International Fine Particle Research Institute (IFPRI)
- Founded: 1979
- Type: Non-profit
- Location: Woodbury, Minnesota, USA;
- Region served: Global
- Key people: Willie Hendrickson, IFPRI President
- Website: http://www.ifpri.net/

= International Fine Particle Research Institute =

Cooperative organisation

The International Fine Particle Research Institute (IFPRI) is a cooperative organisation concerned with advancing the fundamentals of fine particle technology. Its mission statement is "To define long-term research objectives in particle science and engineering aligned with the industrial agenda, providing the scientific foundations that will lead to the discovery of new and improved materials, and more efficient manufacturing process technology".

It was started in 1979 by 5 academics concerned with particle technology: Bob Pfeffer (City College of New York); Kurt Leschonski (Clausthal University of Technology); Koichi Iinoya (Kyoto University); Brian Scarlett (Loughborough University); and Frank Tiller (University of Houston), supported by 12 international companies.

As of 2017 it consists of a consortium of 23 industrial companies and some individual members who are engaged in particle research.
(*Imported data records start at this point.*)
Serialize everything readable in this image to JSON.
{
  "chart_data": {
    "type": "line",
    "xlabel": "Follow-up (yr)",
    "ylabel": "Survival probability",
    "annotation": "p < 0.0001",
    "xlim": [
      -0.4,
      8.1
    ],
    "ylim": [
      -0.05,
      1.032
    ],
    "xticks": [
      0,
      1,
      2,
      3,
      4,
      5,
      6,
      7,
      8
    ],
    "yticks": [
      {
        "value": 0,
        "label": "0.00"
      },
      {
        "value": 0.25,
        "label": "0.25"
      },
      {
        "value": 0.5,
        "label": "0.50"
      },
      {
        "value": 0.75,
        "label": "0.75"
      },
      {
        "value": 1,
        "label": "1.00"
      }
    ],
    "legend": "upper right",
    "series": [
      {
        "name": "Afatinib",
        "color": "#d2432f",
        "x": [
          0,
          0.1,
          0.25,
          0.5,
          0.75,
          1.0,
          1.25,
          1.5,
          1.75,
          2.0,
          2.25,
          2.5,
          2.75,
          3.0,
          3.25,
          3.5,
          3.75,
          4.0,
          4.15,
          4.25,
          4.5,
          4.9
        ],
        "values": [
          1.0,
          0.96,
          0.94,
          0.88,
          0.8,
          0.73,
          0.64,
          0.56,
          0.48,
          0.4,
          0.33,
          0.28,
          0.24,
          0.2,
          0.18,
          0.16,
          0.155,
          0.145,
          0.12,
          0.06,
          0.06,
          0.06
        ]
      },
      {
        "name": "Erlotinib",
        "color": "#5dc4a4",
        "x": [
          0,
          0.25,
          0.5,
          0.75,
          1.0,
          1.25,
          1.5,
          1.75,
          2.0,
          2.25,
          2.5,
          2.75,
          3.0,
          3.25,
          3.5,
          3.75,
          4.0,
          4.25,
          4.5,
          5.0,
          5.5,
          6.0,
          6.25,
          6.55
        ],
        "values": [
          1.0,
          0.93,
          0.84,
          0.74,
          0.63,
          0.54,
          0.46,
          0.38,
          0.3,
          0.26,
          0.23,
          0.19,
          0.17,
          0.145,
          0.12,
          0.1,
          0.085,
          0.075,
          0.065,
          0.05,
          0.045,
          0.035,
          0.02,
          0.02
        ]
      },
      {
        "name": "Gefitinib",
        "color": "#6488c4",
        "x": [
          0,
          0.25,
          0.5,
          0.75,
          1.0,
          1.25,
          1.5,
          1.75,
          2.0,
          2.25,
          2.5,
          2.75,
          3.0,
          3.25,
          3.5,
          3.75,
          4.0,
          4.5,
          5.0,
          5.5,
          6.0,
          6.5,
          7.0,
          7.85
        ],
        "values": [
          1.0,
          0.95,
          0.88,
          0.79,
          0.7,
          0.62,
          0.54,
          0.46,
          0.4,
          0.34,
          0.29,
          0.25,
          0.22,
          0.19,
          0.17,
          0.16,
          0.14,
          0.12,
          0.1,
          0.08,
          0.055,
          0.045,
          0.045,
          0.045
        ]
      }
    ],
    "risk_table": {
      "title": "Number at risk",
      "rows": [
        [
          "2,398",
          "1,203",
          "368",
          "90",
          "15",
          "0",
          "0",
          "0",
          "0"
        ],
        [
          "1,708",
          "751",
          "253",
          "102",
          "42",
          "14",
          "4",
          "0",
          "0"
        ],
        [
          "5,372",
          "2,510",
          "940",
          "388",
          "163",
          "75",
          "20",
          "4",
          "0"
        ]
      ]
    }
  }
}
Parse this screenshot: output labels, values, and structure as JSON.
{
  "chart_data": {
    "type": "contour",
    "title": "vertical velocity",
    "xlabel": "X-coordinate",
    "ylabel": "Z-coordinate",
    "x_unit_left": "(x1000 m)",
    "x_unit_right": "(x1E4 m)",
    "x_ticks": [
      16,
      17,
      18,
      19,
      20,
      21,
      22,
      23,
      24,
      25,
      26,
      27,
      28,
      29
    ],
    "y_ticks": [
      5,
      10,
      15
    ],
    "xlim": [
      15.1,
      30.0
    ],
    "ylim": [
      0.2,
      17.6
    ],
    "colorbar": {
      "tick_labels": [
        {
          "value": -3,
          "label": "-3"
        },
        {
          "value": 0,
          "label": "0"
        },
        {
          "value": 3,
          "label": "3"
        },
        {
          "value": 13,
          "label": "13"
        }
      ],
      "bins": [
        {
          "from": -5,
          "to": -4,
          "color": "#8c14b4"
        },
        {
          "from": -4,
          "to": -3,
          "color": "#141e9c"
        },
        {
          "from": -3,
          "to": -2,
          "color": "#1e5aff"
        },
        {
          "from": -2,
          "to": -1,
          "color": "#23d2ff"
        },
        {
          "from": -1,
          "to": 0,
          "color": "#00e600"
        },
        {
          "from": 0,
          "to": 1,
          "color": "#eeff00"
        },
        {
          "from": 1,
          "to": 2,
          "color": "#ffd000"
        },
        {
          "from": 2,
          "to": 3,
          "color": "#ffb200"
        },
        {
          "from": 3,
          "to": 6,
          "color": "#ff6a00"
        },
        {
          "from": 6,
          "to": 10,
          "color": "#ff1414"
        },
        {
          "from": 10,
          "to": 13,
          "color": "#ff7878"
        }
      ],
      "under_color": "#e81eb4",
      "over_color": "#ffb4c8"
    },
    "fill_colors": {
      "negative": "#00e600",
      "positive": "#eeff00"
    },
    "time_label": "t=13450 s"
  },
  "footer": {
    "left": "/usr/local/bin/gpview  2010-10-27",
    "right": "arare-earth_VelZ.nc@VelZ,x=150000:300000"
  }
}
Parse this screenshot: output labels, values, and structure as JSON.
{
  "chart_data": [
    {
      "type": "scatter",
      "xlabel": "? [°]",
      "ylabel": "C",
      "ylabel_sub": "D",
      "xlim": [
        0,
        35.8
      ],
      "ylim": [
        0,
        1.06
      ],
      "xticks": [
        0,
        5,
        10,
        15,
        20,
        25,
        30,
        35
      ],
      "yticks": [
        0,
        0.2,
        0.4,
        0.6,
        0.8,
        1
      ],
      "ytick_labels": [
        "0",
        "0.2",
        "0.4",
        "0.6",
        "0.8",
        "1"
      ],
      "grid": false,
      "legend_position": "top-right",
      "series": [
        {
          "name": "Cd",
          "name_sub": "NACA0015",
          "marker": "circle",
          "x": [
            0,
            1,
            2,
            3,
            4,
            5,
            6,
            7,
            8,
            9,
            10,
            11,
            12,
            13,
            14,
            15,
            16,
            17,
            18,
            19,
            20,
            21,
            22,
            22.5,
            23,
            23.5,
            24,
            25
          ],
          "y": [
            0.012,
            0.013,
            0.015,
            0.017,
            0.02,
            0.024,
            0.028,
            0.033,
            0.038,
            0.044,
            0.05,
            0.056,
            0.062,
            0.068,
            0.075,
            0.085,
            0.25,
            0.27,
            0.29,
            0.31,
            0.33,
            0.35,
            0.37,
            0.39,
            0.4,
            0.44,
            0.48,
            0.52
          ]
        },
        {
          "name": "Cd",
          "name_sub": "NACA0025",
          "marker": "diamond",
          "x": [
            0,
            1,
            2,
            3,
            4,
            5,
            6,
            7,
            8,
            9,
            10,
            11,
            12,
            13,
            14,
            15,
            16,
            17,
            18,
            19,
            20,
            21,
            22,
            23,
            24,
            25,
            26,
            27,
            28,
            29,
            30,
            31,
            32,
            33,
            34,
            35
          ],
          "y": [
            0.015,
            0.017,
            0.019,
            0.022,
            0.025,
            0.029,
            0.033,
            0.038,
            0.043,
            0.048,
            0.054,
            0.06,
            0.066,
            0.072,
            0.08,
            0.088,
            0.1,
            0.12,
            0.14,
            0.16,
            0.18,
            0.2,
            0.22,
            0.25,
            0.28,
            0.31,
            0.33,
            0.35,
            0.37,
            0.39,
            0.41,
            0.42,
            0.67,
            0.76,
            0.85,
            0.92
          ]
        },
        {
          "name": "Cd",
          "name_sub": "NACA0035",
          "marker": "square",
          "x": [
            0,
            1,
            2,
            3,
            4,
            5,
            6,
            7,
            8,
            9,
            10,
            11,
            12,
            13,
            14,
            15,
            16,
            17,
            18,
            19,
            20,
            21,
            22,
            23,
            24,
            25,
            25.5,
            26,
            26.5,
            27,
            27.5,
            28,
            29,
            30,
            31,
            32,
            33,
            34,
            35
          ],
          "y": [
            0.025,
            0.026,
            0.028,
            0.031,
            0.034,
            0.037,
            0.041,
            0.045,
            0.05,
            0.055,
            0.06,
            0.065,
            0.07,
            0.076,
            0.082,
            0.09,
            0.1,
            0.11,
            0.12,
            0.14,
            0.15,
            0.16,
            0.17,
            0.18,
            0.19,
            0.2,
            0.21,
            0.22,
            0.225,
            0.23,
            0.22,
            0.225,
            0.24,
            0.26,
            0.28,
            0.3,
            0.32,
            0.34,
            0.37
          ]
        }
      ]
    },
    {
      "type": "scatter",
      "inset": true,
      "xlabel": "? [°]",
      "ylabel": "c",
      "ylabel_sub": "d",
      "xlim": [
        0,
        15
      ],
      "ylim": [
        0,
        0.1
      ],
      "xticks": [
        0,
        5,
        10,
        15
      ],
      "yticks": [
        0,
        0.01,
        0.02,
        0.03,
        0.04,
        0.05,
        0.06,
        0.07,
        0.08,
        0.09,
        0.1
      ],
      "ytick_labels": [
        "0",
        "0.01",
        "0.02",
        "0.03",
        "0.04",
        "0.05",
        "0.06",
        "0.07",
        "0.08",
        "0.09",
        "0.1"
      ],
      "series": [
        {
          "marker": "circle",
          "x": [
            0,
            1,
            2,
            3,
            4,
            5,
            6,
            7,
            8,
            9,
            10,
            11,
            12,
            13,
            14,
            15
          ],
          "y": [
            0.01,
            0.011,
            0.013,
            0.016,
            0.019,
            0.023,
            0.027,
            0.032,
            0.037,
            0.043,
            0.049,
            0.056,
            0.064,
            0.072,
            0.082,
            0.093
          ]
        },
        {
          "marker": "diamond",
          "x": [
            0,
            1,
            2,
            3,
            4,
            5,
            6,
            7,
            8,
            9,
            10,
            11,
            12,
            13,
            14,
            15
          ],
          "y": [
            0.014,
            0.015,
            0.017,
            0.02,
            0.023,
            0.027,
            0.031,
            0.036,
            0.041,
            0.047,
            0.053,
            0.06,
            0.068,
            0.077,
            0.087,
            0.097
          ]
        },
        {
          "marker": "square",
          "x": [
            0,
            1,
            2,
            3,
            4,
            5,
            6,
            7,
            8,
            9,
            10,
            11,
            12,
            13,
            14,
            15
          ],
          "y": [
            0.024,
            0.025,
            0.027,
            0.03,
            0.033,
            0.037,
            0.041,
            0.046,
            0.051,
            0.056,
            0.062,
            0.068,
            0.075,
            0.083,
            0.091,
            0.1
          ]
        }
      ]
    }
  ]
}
The industrial members provide funding for research which is administered by IFPRI: the Institute is not institutionalized in a building. The research is published in the academic literature. In addition, IFPRI has produced over 500 research reports, giving the progress of projects which it has funded.
It provides networking for industry and academics in the area of particle technology via steering groups and through an annual meeting, and organizes workshops such as "Particle Technology Education in the Twenty-First Century Workshop" (April, Sheffield, UK).